Short Term Financing
If you want to avoid the contingency offer and put your best foot forward as a buyer, then having short-term financing in place can help ensure you don’t miss out once your ideal next home becomes available. Here are several options:
- Bridge Loan. A bridge loan is paid as a lump sum using your existing home equity and is intended to be repaid upon selling your current home. It allows you to have cash ready for a down payment, thus avoiding a home sale contingency offer. However, this readiness comes with a price. You’ll pay closing costs on the bridge loan and it will have a higher interest rate than a typical 30-year fixed mortgage.
With 30-year fixed mortgage rates currently hovering around 7%, your bridge loan interest will likely be expensive. Also, be prepared to make monthly payments on the bridge loan in addition to your current mortgage payment.
- HELOC. A Home Equity Line of Credit (HELOC) is a revolving credit line that allows you to draw cash from the equity on your current home. HELOCs typically come with variable interest rates, but you can avoid closing costs when drawing from a HELOC. However, there may be early repayment penalties, so make sure you know the terms.
A HELOC can be a great low-cost option for the borrower, but the downside is availability. Banks typically won’t provide a new HELOC if they know your home is going to be sold in the near future. Instead, the bank would rather you use a bridge loan so they can collect closing costs. Therefore, the HELOC is likely only an option to fund your next down payment if you already have one in place.

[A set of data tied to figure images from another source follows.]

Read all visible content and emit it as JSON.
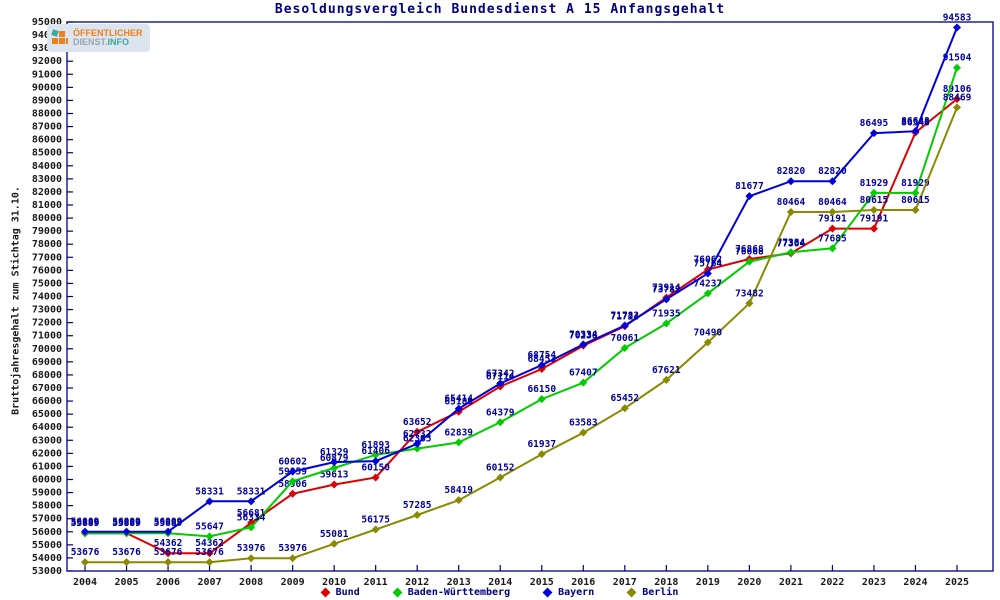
{
  "title": "Besoldungsvergleich Bundesdienst A 15 Anfangsgehalt",
  "logo": {
    "line1": "ÖFFENTLICHER",
    "line2a": "DIENST.",
    "line2b": "INFO"
  },
  "chart_data": {
    "type": "line",
    "title": "Besoldungsvergleich Bundesdienst A 15 Anfangsgehalt",
    "xlabel": "",
    "ylabel": "Bruttojahresgehalt zum Stichtag 31.10.",
    "ylim": [
      53000,
      95000
    ],
    "ytick_step": 1000,
    "grid": false,
    "legend_position": "bottom",
    "point_labels": true,
    "x": [
      2004,
      2005,
      2006,
      2007,
      2008,
      2009,
      2010,
      2011,
      2012,
      2013,
      2014,
      2015,
      2016,
      2017,
      2018,
      2019,
      2020,
      2021,
      2022,
      2023,
      2024,
      2025
    ],
    "series": [
      {
        "name": "Bund",
        "color": "#dd0000",
        "values": [
          55889,
          55889,
          54362,
          54362,
          56681,
          58906,
          59613,
          60150,
          63652,
          65186,
          67114,
          68453,
          70238,
          71724,
          73914,
          76062,
          76868,
          77304,
          79191,
          79191,
          86548,
          89106
        ]
      },
      {
        "name": "Baden-Württemberg",
        "color": "#00cc00",
        "values": [
          55889,
          55889,
          55889,
          55647,
          56334,
          59859,
          60879,
          61893,
          62365,
          62839,
          64379,
          66150,
          67407,
          70061,
          71935,
          74237,
          76668,
          77384,
          77685,
          81929,
          81929,
          91504
        ]
      },
      {
        "name": "Bayern",
        "color": "#0000dd",
        "values": [
          56009,
          56009,
          56009,
          58331,
          58331,
          60602,
          61329,
          61406,
          62732,
          65414,
          67342,
          68754,
          70334,
          71782,
          73782,
          75764,
          81677,
          82820,
          82820,
          86495,
          86648,
          94583
        ]
      },
      {
        "name": "Berlin",
        "color": "#8a8a00",
        "values": [
          53676,
          53676,
          53676,
          53676,
          53976,
          53976,
          55081,
          56175,
          57285,
          58419,
          60152,
          61937,
          63583,
          65452,
          67621,
          70490,
          73482,
          80464,
          80464,
          80615,
          80615,
          88469
        ]
      }
    ],
    "colors": {
      "border": "#000080",
      "tick_text": "#1a1a1a",
      "value_label": "#0000a0"
    }
  }
}
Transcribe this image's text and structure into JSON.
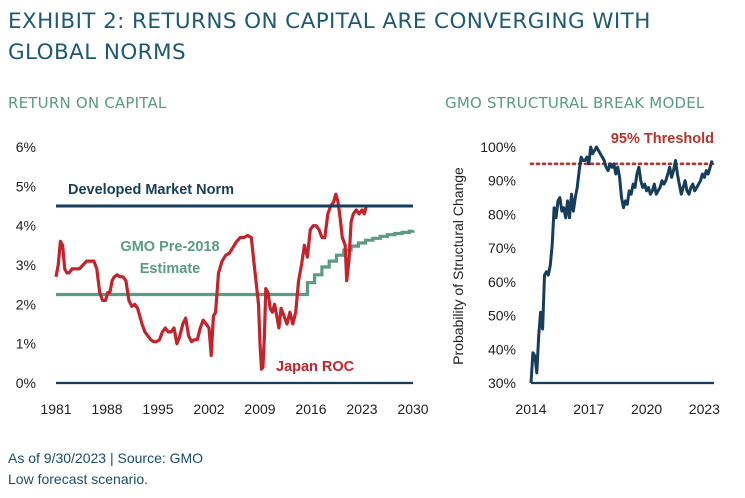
{
  "header": {
    "title": "EXHIBIT 2: RETURNS ON CAPITAL ARE CONVERGING WITH GLOBAL NORMS"
  },
  "footer": {
    "source": "As of 9/30/2023 | Source: GMO",
    "note": "Low forecast scenario."
  },
  "colors": {
    "title": "#1e5a73",
    "subtitle": "#5a9a86",
    "navy": "#163d5c",
    "red": "#c3242b",
    "green": "#5a9a86",
    "threshold": "#b5342e"
  },
  "chart_data": [
    {
      "type": "line",
      "title": "RETURN ON CAPITAL",
      "xlabel": "",
      "ylabel": "",
      "xlim": [
        1981,
        2030
      ],
      "ylim": [
        0,
        6
      ],
      "xticks": [
        1981,
        1988,
        1995,
        2002,
        2009,
        2016,
        2023,
        2030
      ],
      "yticks": [
        0,
        1,
        2,
        3,
        4,
        5,
        6
      ],
      "ytick_labels": [
        "0%",
        "1%",
        "2%",
        "3%",
        "4%",
        "5%",
        "6%"
      ],
      "grid": false,
      "annotations": {
        "norm_label": "Developed Market Norm",
        "estimate_label_line1": "GMO Pre-2018",
        "estimate_label_line2": "Estimate",
        "roc_label": "Japan ROC"
      },
      "series": [
        {
          "name": "Japan ROC",
          "color": "#c3242b",
          "x": [
            1981.0,
            1981.3,
            1981.6,
            1981.9,
            1982.2,
            1982.5,
            1982.8,
            1983.2,
            1983.7,
            1984.2,
            1984.7,
            1985.2,
            1985.7,
            1986.2,
            1986.6,
            1987.0,
            1987.4,
            1987.8,
            1988.1,
            1988.4,
            1988.7,
            1989.0,
            1989.4,
            1989.8,
            1990.2,
            1990.6,
            1991.0,
            1991.4,
            1991.8,
            1992.2,
            1992.5,
            1992.8,
            1993.2,
            1993.6,
            1994.0,
            1994.4,
            1994.8,
            1995.2,
            1995.6,
            1996.0,
            1996.4,
            1996.8,
            1997.2,
            1997.6,
            1998.0,
            1998.4,
            1998.8,
            1999.2,
            1999.6,
            2000.0,
            2000.4,
            2000.8,
            2001.2,
            2001.6,
            2002.0,
            2002.3,
            2002.6,
            2002.9,
            2003.3,
            2003.8,
            2004.3,
            2004.8,
            2005.3,
            2005.8,
            2006.3,
            2006.8,
            2007.3,
            2007.8,
            2008.2,
            2008.5,
            2008.8,
            2009.0,
            2009.2,
            2009.4,
            2009.6,
            2009.8,
            2010.1,
            2010.4,
            2010.7,
            2011.0,
            2011.3,
            2011.6,
            2011.9,
            2012.3,
            2012.7,
            2013.1,
            2013.5,
            2013.9,
            2014.3,
            2014.7,
            2015.1,
            2015.5,
            2015.9,
            2016.3,
            2016.7,
            2017.1,
            2017.5,
            2017.9,
            2018.3,
            2018.7,
            2019.1,
            2019.4,
            2019.7,
            2020.0,
            2020.3,
            2020.5,
            2020.7,
            2020.9,
            2021.2,
            2021.5,
            2021.8,
            2022.2,
            2022.6,
            2023.0,
            2023.3,
            2023.6
          ],
          "values": [
            2.7,
            3.0,
            3.6,
            3.5,
            2.9,
            2.8,
            2.8,
            2.9,
            2.9,
            2.9,
            3.0,
            3.1,
            3.1,
            3.1,
            2.9,
            2.3,
            2.1,
            2.1,
            2.3,
            2.3,
            2.6,
            2.7,
            2.75,
            2.7,
            2.7,
            2.6,
            2.1,
            1.95,
            2.0,
            1.9,
            1.7,
            1.5,
            1.3,
            1.2,
            1.1,
            1.05,
            1.05,
            1.1,
            1.3,
            1.4,
            1.3,
            1.3,
            1.4,
            1.0,
            1.2,
            1.5,
            1.65,
            1.2,
            1.05,
            1.1,
            1.1,
            1.4,
            1.6,
            1.5,
            1.4,
            0.7,
            1.7,
            1.8,
            2.8,
            3.1,
            3.25,
            3.3,
            3.45,
            3.6,
            3.7,
            3.7,
            3.75,
            3.7,
            3.0,
            2.5,
            2.0,
            1.0,
            0.35,
            0.4,
            1.2,
            2.4,
            2.3,
            1.9,
            1.8,
            2.0,
            1.7,
            1.4,
            1.9,
            1.7,
            1.5,
            1.8,
            1.5,
            1.8,
            2.6,
            3.0,
            3.5,
            3.2,
            3.9,
            4.0,
            4.0,
            3.9,
            3.7,
            3.7,
            4.3,
            4.5,
            4.6,
            4.8,
            4.6,
            4.2,
            3.7,
            3.6,
            3.5,
            2.6,
            3.1,
            4.1,
            4.3,
            4.4,
            4.3,
            4.4,
            4.3,
            4.5
          ]
        },
        {
          "name": "Developed Market Norm",
          "color": "#163d5c",
          "x": [
            1981,
            2030
          ],
          "values": [
            4.5,
            4.5
          ]
        },
        {
          "name": "GMO Pre-2018 Estimate",
          "color": "#5a9a86",
          "x": [
            1981.0,
            2014.5,
            2015.5,
            2016.5,
            2017.5,
            2018.5,
            2019.5,
            2020.5,
            2021.5,
            2022.5,
            2023.5,
            2024.5,
            2025.5,
            2026.5,
            2027.5,
            2028.5,
            2029.5,
            2030.0
          ],
          "values": [
            2.25,
            2.25,
            2.55,
            2.75,
            2.95,
            3.1,
            3.25,
            3.38,
            3.48,
            3.56,
            3.63,
            3.68,
            3.73,
            3.77,
            3.8,
            3.83,
            3.86,
            3.88
          ],
          "stepped": true
        }
      ]
    },
    {
      "type": "line",
      "title": "GMO STRUCTURAL BREAK MODEL",
      "xlabel": "",
      "ylabel": "Probability of Structural Change",
      "xlim": [
        2014,
        2023.5
      ],
      "ylim": [
        30,
        100
      ],
      "xticks": [
        2014,
        2017,
        2020,
        2023
      ],
      "yticks": [
        30,
        40,
        50,
        60,
        70,
        80,
        90,
        100
      ],
      "ytick_labels": [
        "30%",
        "40%",
        "50%",
        "60%",
        "70%",
        "80%",
        "90%",
        "100%"
      ],
      "grid": false,
      "annotations": {
        "threshold_label": "95% Threshold"
      },
      "threshold": 95,
      "series": [
        {
          "name": "Probability of Structural Change",
          "color": "#163d5c",
          "x": [
            2014.0,
            2014.1,
            2014.2,
            2014.3,
            2014.4,
            2014.5,
            2014.6,
            2014.7,
            2014.8,
            2014.9,
            2015.0,
            2015.1,
            2015.2,
            2015.3,
            2015.4,
            2015.5,
            2015.6,
            2015.7,
            2015.8,
            2015.9,
            2016.0,
            2016.1,
            2016.2,
            2016.3,
            2016.4,
            2016.5,
            2016.6,
            2016.7,
            2016.8,
            2016.9,
            2017.0,
            2017.1,
            2017.2,
            2017.3,
            2017.4,
            2017.5,
            2017.6,
            2017.7,
            2017.8,
            2017.9,
            2018.0,
            2018.1,
            2018.2,
            2018.3,
            2018.4,
            2018.5,
            2018.6,
            2018.7,
            2018.8,
            2018.9,
            2019.0,
            2019.1,
            2019.2,
            2019.3,
            2019.4,
            2019.5,
            2019.6,
            2019.7,
            2019.8,
            2019.9,
            2020.0,
            2020.1,
            2020.2,
            2020.3,
            2020.4,
            2020.5,
            2020.6,
            2020.7,
            2020.8,
            2020.9,
            2021.0,
            2021.1,
            2021.2,
            2021.3,
            2021.4,
            2021.5,
            2021.6,
            2021.7,
            2021.8,
            2021.9,
            2022.0,
            2022.1,
            2022.2,
            2022.3,
            2022.4,
            2022.5,
            2022.6,
            2022.7,
            2022.8,
            2022.9,
            2023.0,
            2023.1,
            2023.2,
            2023.3,
            2023.4
          ],
          "values": [
            30,
            39,
            38,
            33,
            44,
            51,
            46,
            62,
            63,
            62,
            65,
            71,
            82,
            79,
            84,
            85,
            81,
            82,
            79,
            84,
            79,
            86,
            81,
            85,
            88,
            93,
            97,
            96,
            96,
            97,
            95,
            100,
            98,
            99,
            100,
            99,
            98,
            97,
            96,
            94,
            93,
            95,
            94,
            95,
            92,
            94,
            91,
            85,
            82,
            84,
            83,
            87,
            86,
            89,
            88,
            92,
            94,
            90,
            88,
            89,
            87,
            88,
            86,
            87,
            89,
            86,
            87,
            88,
            90,
            89,
            90,
            92,
            94,
            91,
            93,
            96,
            92,
            89,
            86,
            88,
            90,
            87,
            86,
            88,
            89,
            87,
            88,
            89,
            90,
            92,
            91,
            93,
            92,
            94,
            96
          ]
        }
      ]
    }
  ]
}
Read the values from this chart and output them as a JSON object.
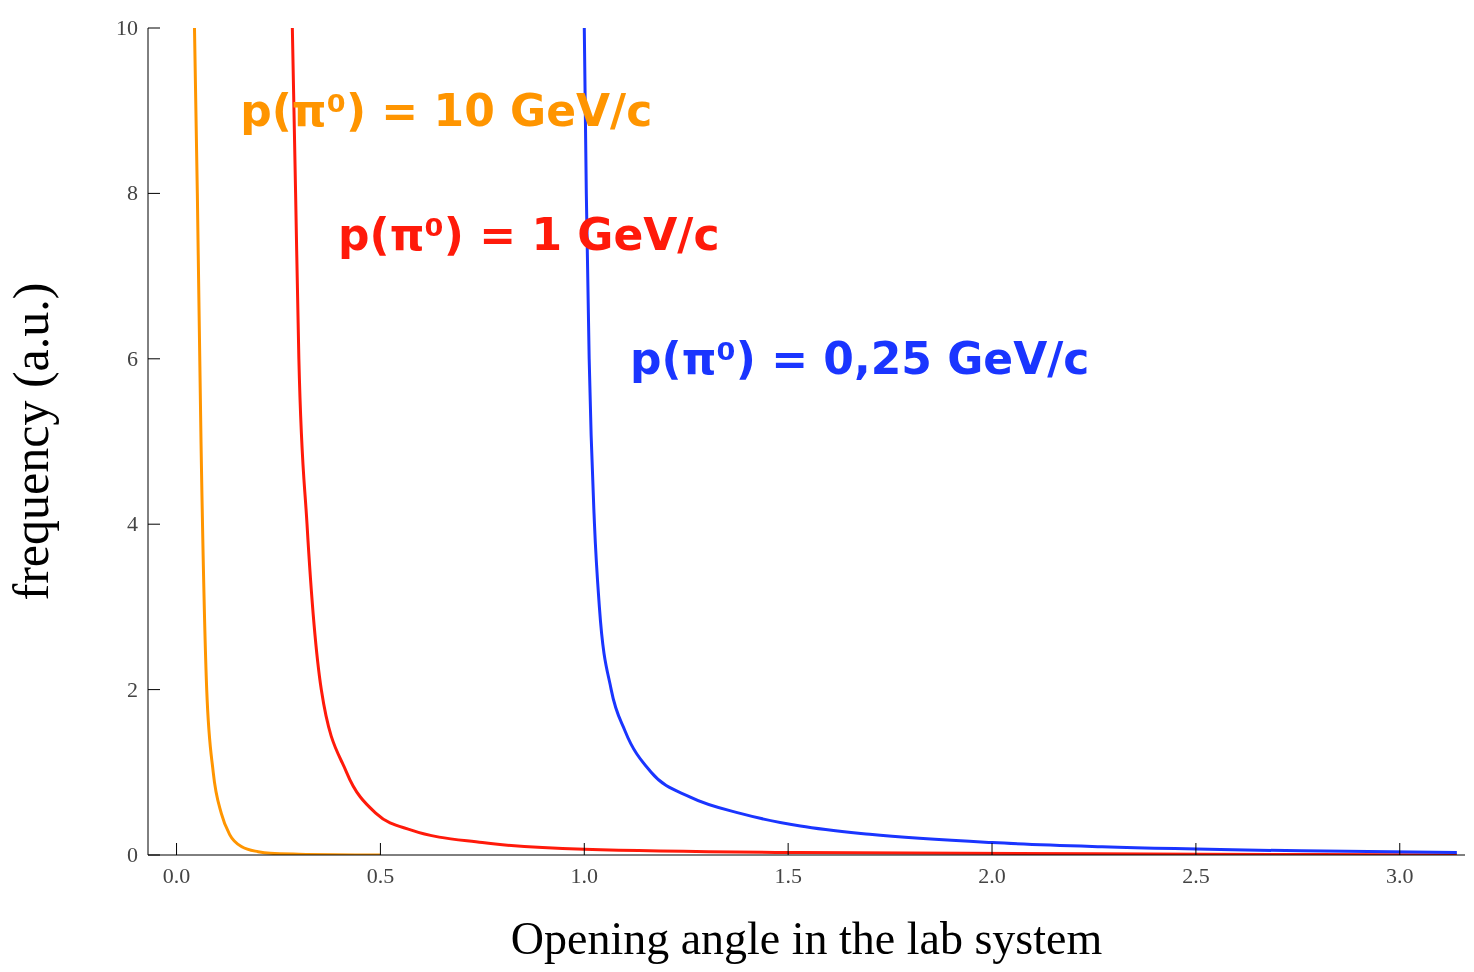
{
  "chart_data": {
    "type": "line",
    "xlabel": "Opening angle in the lab system",
    "ylabel": "frequency (a.u.)",
    "xlim": [
      -0.07,
      3.16
    ],
    "ylim": [
      0,
      10
    ],
    "xticks": [
      {
        "value": 0,
        "label": "0.0"
      },
      0.5,
      {
        "value": 1,
        "label": "1.0"
      },
      1.5,
      {
        "value": 2,
        "label": "2.0"
      },
      2.5,
      {
        "value": 3,
        "label": "3.0"
      }
    ],
    "yticks": [
      0,
      2,
      4,
      6,
      8,
      10
    ],
    "grid": false,
    "legend": false,
    "marker": "none",
    "line_style": "solid",
    "series": [
      {
        "name": "p(π⁰) = 10 GeV/c",
        "color": "#ff9500",
        "x": [
          0.044,
          0.051,
          0.06,
          0.074,
          0.09,
          0.11,
          0.13,
          0.16,
          0.2,
          0.23,
          0.3,
          0.5
        ],
        "values": [
          10,
          8,
          5,
          2,
          1,
          0.5,
          0.25,
          0.1,
          0.04,
          0.02,
          0.01,
          0
        ]
      },
      {
        "name": "p(π⁰) = 1 GeV/c",
        "color": "#ff1a0a",
        "x": [
          0.284,
          0.292,
          0.3,
          0.32,
          0.355,
          0.417,
          0.49,
          0.576,
          0.75,
          1.0,
          1.53,
          2.51,
          3.14
        ],
        "values": [
          10,
          8,
          6,
          4,
          2,
          1,
          0.5,
          0.3,
          0.15,
          0.07,
          0.03,
          0.01,
          0
        ]
      },
      {
        "name": "p(π⁰) = 0,25 GeV/c",
        "color": "#1a35ff",
        "x": [
          1.0,
          1.005,
          1.012,
          1.025,
          1.037,
          1.066,
          1.1,
          1.164,
          1.26,
          1.385,
          1.53,
          1.7,
          2.0,
          2.27,
          2.76,
          3.14
        ],
        "values": [
          10,
          8,
          6,
          4,
          3,
          2,
          1.5,
          1,
          0.7,
          0.5,
          0.35,
          0.25,
          0.15,
          0.1,
          0.05,
          0.03
        ]
      }
    ]
  }
}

- Retirement Plan Loans. Some retirement plans offer the availability of a short-term loan from your account balance. However, this option comes with extra risks and should be considered carefully. You will miss out on the potential growth of your retirement investments for the duration of the loan. Also, if you don’t repay the loan, including interest, according to the loan’s terms, any unpaid amounts become a plan distribution to you. That typically means taxes and penalties.
New Entrants: iBuyers
There are a variety of newer companies that aim to help homeowners facing this dilemma. Opendoor, for example, offers a convenient one-stop solution. They can make a cash offer to buy your current home (if your home qualifies), avoiding the hassle of the open market. You can also make an offer on an existing Opendoor home and schedule both closings simultaneously. Again, a very convenient model, but it typically comes at a cost, as you’ll likely need to accept a lower selling price on your current home than you would expect to receive on the open market.
As you can tell by now, each option has pros and cons. Take the time to fully understand these options before moving forward. It could save you an unwelcomed headache in the process.